En su obra “El malestar en la cultura” Sigmund Freud advertía sobre los inconvenientes de una civilización que exige a sus miembros excesivos sacrificios instintivos en las aras de sus ideales culturales. El progreso consistente en maximizar la utilidad de la productividad encadena a los individuos a la dura roca de una responsabilidad orientada exclusivamente a la esfera del trabajo, y los condena a segregar humores internos y externos que acaban por perforar y obturar sus malolientes vísceras intestinales, y envenenar sus relaciones personales y laborales: incapaces de soportar la frustración continua y constante de sus necesidades amorosas, acaban por sucumbir a la neurosis, al dogmatismo, a todo tipo de fanatismo, y a esa terquedad tan característica de toda ortodoxia y de todo integrismo.
En cambio, hay algo en la cultura que al parecer escapa a este culto utilitarista y calculador: la belleza. “La belleza, que no quisiéramos echar de menos en la cultura, ya es un ejemplo de que esta no persigue tan sólo el provecho”, dice Freud, remarcando la inutilidad de la misma y enlazándola con los sentidos, con la sensibilidad, con la sensualidad, en definitiva, con el placer sexual, justamente aquello que está desterrado y proscrito de la realidad.
La belleza, aquello inútil y carente de interés desde el punto de vista cotidiano, surge en cada momento como una revelación que exige de nosotros, ante todo, que nos detengamos a contemplarla y gozarla olvidando todo cálculo, todo interés, y todo provecho.
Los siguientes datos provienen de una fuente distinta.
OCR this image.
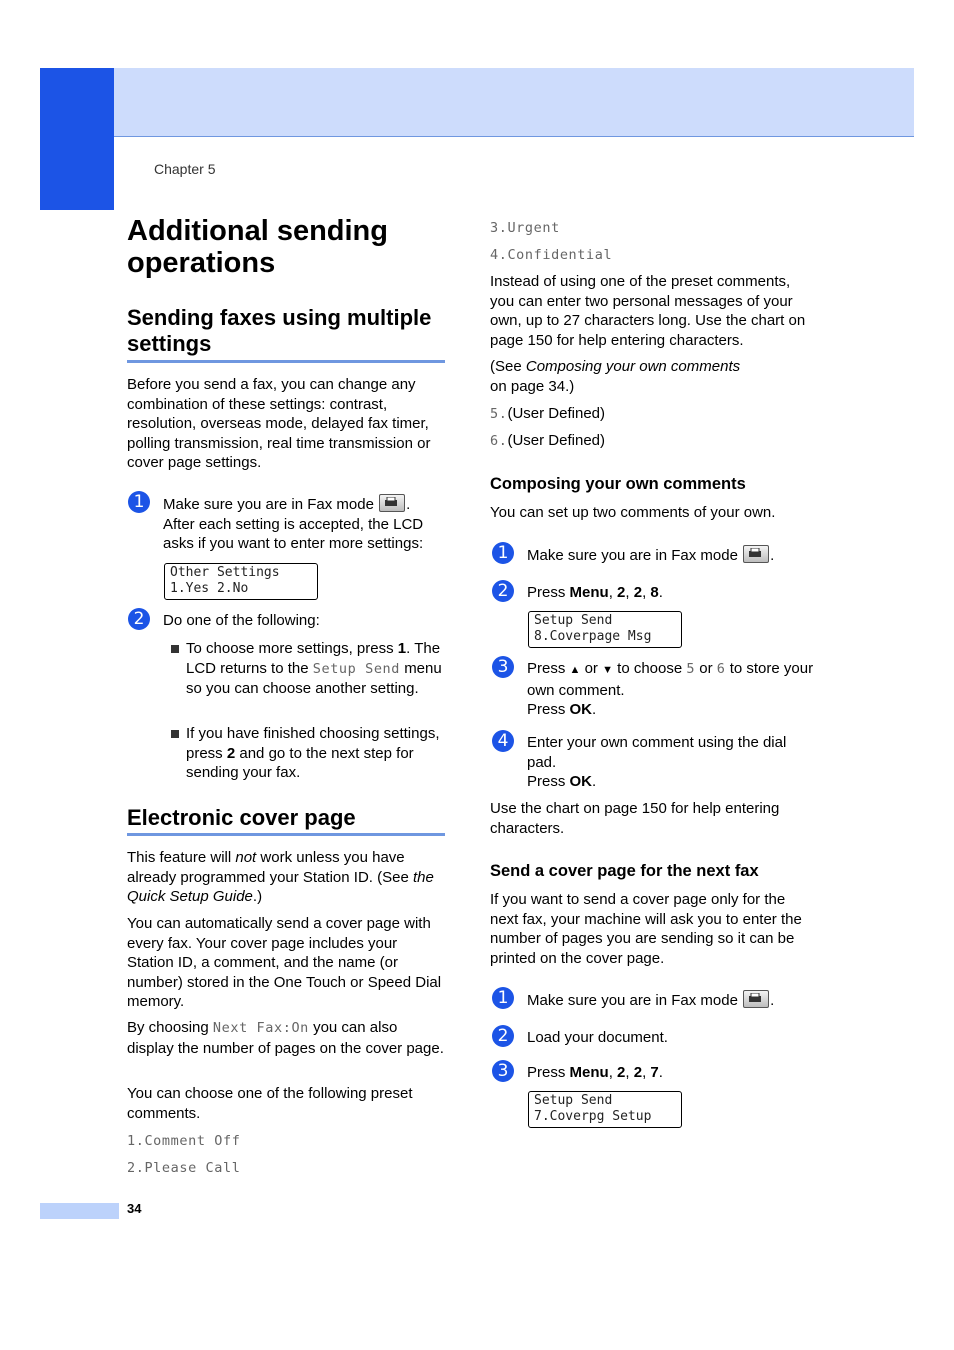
Chapter 5
Additional sending operations
Sending faxes using multiple settings
Before you send a fax, you can change any combination of these settings: contrast, resolution, overseas mode, delayed fax timer, polling transmission, real time transmission or cover page settings.
1	Make sure you are in Fax mode .
After each setting is accepted, the LCD asks if you want to enter more settings:
Other Settings
1.Yes 2.No
2	Do one of the following:
To choose more settings, press 1. The LCD returns to the Setup Send menu so you can choose another setting.
If you have finished choosing settings, press 2 and go to the next step for sending your fax.
Electronic cover page
This feature will not work unless you have already programmed your Station ID. (See the Quick Setup Guide.)
You can automatically send a cover page with every fax. Your cover page includes your Station ID, a comment, and the name (or number) stored in the One Touch or Speed Dial memory.
By choosing Next Fax:On you can also display the number of pages on the cover page.
You can choose one of the following preset comments.
1.Comment Off
2.Please Call
3.Urgent
4.Confidential
Instead of using one of the preset comments, you can enter two personal messages of your own, up to 27 characters long. Use the chart on page 150 for help entering characters.
(See Composing your own comments
on page 34.)
5.(User Defined)
6.(User Defined)
Composing your own comments
You can set up two comments of your own.
1	Make sure you are in Fax mode .
2	Press Menu, 2, 2, 8.
Setup Send
8.Coverpage Msg
3	Press ▲ or ▼ to choose 5 or 6 to store your own comment.
Press OK.
4	Enter your own comment using the dial pad.
Press OK.
Use the chart on page 150 for help entering characters.
Send a cover page for the next fax
If you want to send a cover page only for the next fax, your machine will ask you to enter the number of pages you are sending so it can be printed on the cover page.
1	Make sure you are in Fax mode .
2	Load your document.
3	Press Menu, 2, 2, 7.
Setup Send
7.Coverpg Setup
34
A esta actitud abierta y receptiva más allá de la consideración puramente racional se le llama actitud estética: disposición a entregarse a la contemplación y al goce de la cosa tal como ella lo exige, dejándola en libertad para que sea ella misma la que se nos muestre como es y no como nosotros quisiéramos que fuese.
Tal como enseña Herbert Marcuse en su “Eros y civilización” existen otros héroes culturales más allá o al lado de esas hormigas llamadas Prometeo, Hércules, Hermes o Fausto, están también esas cigarras que invocamos bajo el nombre de Narciso, Dionisos y Orfeo, aquellos héroes de la belleza que gozan de sí mismos y de la vida bajo el principio del placer, principio que nos ata a la vida frente al principio de realidad y funcionamiento que lo niega y cuya categoría fundamental es la más nefasta de las palabras: “sacrificio”, organización de la economía total de la existencia como negación de sí mismo en las aras de un Ideal que es la Nada.
En educación olvidamos muchas veces abrir a la experiencia del educando este aspecto estético de la existencia tan fundamental, la educación de la sensibilidad, de la sensualidad, del gusto y del placer, porque de un modo erróneo hemos educado, no para la vida y su goce, sino para su negación y sacrificio en pro de una existencia enferma que teme cualquier forma de goce y que ya no se reconoce como vida y sonrisa, sino como simple funcionamiento y engranaje.
“El que no ama, enferma” advierte Freud en otro ensayo (ya sabía algo de esto fray Luis de León en su obra "Los nombres de Cristo": “No se puede vivir sin amar”), pero amar, decía Platón, sólo se puede amar lo que es bello, y sobre todo lo que él llamaba “Belleza en sí” una especie de luz olvidada que resplandece en todas las cosas y que sólo la actividad artística y la actitud estética es capaz de traernos y revelarnos. Esta luz llamada Belleza nos habla de un mundo pacificado, no quebrado y roto por la lucha por la existencia, por la competencia, por la productividad, por el interés, el cálculo y el provecho. Tal vez, para recuperar el respeto y la admiración por la existencia sólo nos quede esta vía, la vía del arte, vía escasamente aprovechada, tal vez por la libertad que implica esa forma de libertad que nos aproxima a lo que los humanos han soñado como “los dioses”, me refiero a la creación, a la creatividad, es decir, a traer y hacer brillar aquí y ahora, lo que no existe aún, un mundo armonioso y bello y la forma de vida que le acompaña.